All'uopo cita un aforisma di Georg Christof Lichtenberg: "Le bugie più pericolose sono le verità leggermente deformate".
Naturalmente il riferimento ai precedenti lavorativi ha un senso: Sepùlveda, infatti, subito dopo afferma che la mentalità di burocrate servile, unitamente alla manifesta ignoranza di Mariano Rajoy su tutto ciò che si presume debba conoscere un capo di stato, derivano appunto dalla modestia di un lavoro ripetitivo e privo di slanci culturali.
Il tema dell'ignoranza è il punto centrale del suo ragionamento, tant'è che subito dopo cita il presidente della comunità autonoma di Madrid, Esperanza Aguirre, famosa per le sue pubbliche dimostrazioni di inadeguatezza culturale. Ne cita una di queste: richiesta di esprimere la sua opinione sulla letteratura portoghese indicando un autore preferito, rispose di essere grande ammiratrice della poetessa Sara Mago.
Venendo ai nostri giorni e alle nostre terre, le cose cambiano ben poco. Ma, non essendoci persone dello spessore di Sepùlveda e, cosa non trascurabile, della sua robustezza sociale ed economica (in grado di proteggerlo dall'inevitabile isolamento sociale che comporta la feroce irrisione dei politici), i nostri amministratori - in mancanza di una puntuta critica - riescono il più delle volte a camuffare sotto roboanti enunciati una sostanziale ignoranza degli argomenti su cui vorrebbero discettare.
Ed ecco che, se si esclude qualche fugace battuta che lascia il tempo che trova, non viene stigmatizzata né irrisa la debolezza intellettuale dei nostri politici. Si lascia così tutto al giudizio del gossip, ai racconti da barzellettiere: il Portogallo nazione mediterranea; i cimiteri da rendere vivibili; il concerto per archi che si sarebbe dovuto reiterare anche a Gallico. Quante ne abbiamo sentite e quante ne dovremo ancora sentire! Ma nulla cambia, anzi se cambiamento si prevede è in peggio.
Che siano veri o falsi gli aneddoti riportati non ha importanza. All'uopo due citazioni: di Pirandello, "Non si dà mai il caso di dirla, la verità, come quando la si inventa"; di Sciascia, "letteratura come verità, invenzione del vero". Aneddoti frutto di figure retoriche, come quella del corrispettivo oggettivo? Se racconto di un'aia di campagna e quella che ho visto non aveva galline razzolanti, non affermo il falso se riporto di una loro presenza (è naturale che vi siano e solo casualmente non vi erano durante la mia osservazione).
È così che, riferendo dei nostri politici, se li si accusa di ignoranza pur non avendone le prove, non ci si deve preoccupare di non aver detto il vero.
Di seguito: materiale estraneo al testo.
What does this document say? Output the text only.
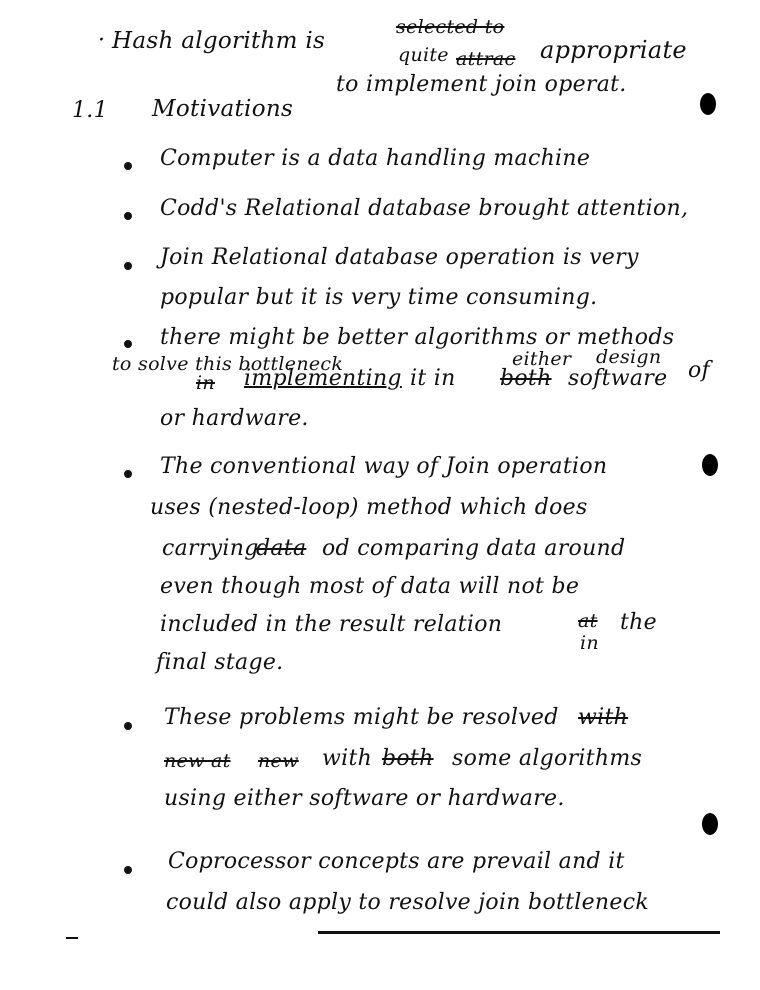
· Hash algorithm is
selected to
quite attrac appropriate
to implement join operat.
1.1 Motivations
Computer is a data handling machine
Codd's Relational database brought attention,
Join Relational database operation is very
popular but it is very time consuming.
there might be better algorithms or methods
to solve this bottleneck
in implementing it in
either
both software
design
of
or hardware.
The conventional way of Join operation
uses (nested-loop) method which does
carrying
data od comparing data around
even though most of data will not be
included in the result relation	at the
in
final stage.
These problems might be resolved with
new at new with both some algorithms
using either software or hardware.
Coprocessor concepts are prevail and it
could also apply to resolve join bottleneck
L'episodio dei cimiteri vivibili è stato probabilmente un lapsus froidiano; quello del Portogallo etichettato come nazione mediterranea è stata una svista tutto sommato ininfluente, anche se depone per una lettura quantomeno superficiale dell'atlante geografico; quello del concerto per archi che, come per una sorta di surreale par condicio, doveva essere anche per Gallico, probabilmente non si può definire vero sensu stricto.
Ma che importa? Tanto, in clima di ferragosto, è lecito scherzare. O no? Oppure, come dice Lichtenberg, ci limitiamo con un pizzico di veleno ad affermare alcune "verità leggermente deformate"? Comunque siamo nel paese del tunnel per neutrini che da Ginevra va al Gran Sasso e, pertanto, qualsiasi illazione ci può essere consentita (anche se non siamo attenti lettori del poeta portoghese Saramago).